There is a serious psychological question here: what prompts certain people who presumably know something about universities to broadcast disinformation like this? If anyone has insight in to Professor Feser, I'd be curious. Displays like this, especially coming from philosophers, are embarrassing.
UPDATE: More critique of the lunatic rant from a biologist here.

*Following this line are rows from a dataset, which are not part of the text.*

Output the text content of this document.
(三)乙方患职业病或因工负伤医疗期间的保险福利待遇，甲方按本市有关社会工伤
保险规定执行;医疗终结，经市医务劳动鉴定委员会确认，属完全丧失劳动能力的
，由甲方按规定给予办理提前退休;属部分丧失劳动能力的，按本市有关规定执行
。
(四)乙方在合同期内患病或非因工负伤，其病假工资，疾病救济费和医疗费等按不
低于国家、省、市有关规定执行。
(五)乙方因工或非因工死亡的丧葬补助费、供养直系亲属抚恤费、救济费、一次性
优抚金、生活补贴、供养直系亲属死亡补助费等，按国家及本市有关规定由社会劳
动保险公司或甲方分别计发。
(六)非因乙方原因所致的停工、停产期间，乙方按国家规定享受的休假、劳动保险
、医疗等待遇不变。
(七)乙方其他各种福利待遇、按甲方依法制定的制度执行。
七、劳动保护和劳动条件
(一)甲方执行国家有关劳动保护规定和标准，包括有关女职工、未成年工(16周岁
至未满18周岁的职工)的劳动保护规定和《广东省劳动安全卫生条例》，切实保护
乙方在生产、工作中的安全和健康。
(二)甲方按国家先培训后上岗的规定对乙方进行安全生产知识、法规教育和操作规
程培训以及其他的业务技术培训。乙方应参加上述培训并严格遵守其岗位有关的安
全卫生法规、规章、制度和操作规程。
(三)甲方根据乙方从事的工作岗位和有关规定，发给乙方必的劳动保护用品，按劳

FURTHER UPDATE: I should clarify a point from the original posting. The reason I think Professor Feser's crackpot rant will damage his professional opportunities has nothing to do with his apparently being on the far right (though no one would have known this but for this depressing display). It has to do with the fact that he has so wildly misrepresented what is going on in universities and scholarly disciplines. On the most charitable reading, hiring departments will conclude that Professor Feser is embarrassingly ignorant of what is going on in cognate (and not-so-cognate) fields; ignorance of such proportions is ordinarily disqualifying. On a less charitable, but more natural reading, he is so irrationally obsessed, or simply disturbed, that he has lost his grip on reality. Irrationality or apparent mental disturbance in a candidate is also generally disqualifying. (One could imagine the same scenario, in reverse, with, say, a Stalinist denouncing "bourgeois physics" and so on.) (I admit there's a third scenario here, aptly put by Harry Brighouse [Wisconsin Philosophy]: "Feser is not commiting professional suicide....He has obviously decided that a career as a professional polemicist might make him more money and notoriety than a career as a professor. (There is A LOT of right wing money around for people like this). Unless he is an outstanding academic he is almost certainly right — he’s obviously good at getting lots of attention with this loose, ill-informed stuff, so unless, again, he’s really an outstanding academic, he’s making a rational move." Could be.)
FINAL UPDATE: Professor Feser is understandably upset that I've called the attention of the profession to his display, and so, in reply, he has now misrepresented what he said before. He says "Brian Leiter...disagrees with my assertion that conservatives are treated with condescension and hostility in the modern university." But that was not Professor Feser's assertion; his assertion concerned the themes suffusing university curriculums, as noted above. He says Leiter's "way of proving me wrong is to call me 'embittered' and a 'crackpot,' a 'lunatic' whose 'ranting' and 'paranoid' 'lies' are not only 'embarrassing,' but raise 'a serious psychological question' about my mental stability." In fact, of course, that was not how I "proved" anything: I pointed out, rather, that Feser's claims about university curriculums were false, indeed, so false and misleading as to raise questions about either his honesty or his sanity. Of course, the Brighouse hypothesis, above, may be the correct one.
Professor Feser's public humiliation has, at least, had the salutary effect of calming his rhetoric and toning down his hyperbole. Chris Bertram (Bristol Philosophy) has responded to the toned down version of Feser's claims here.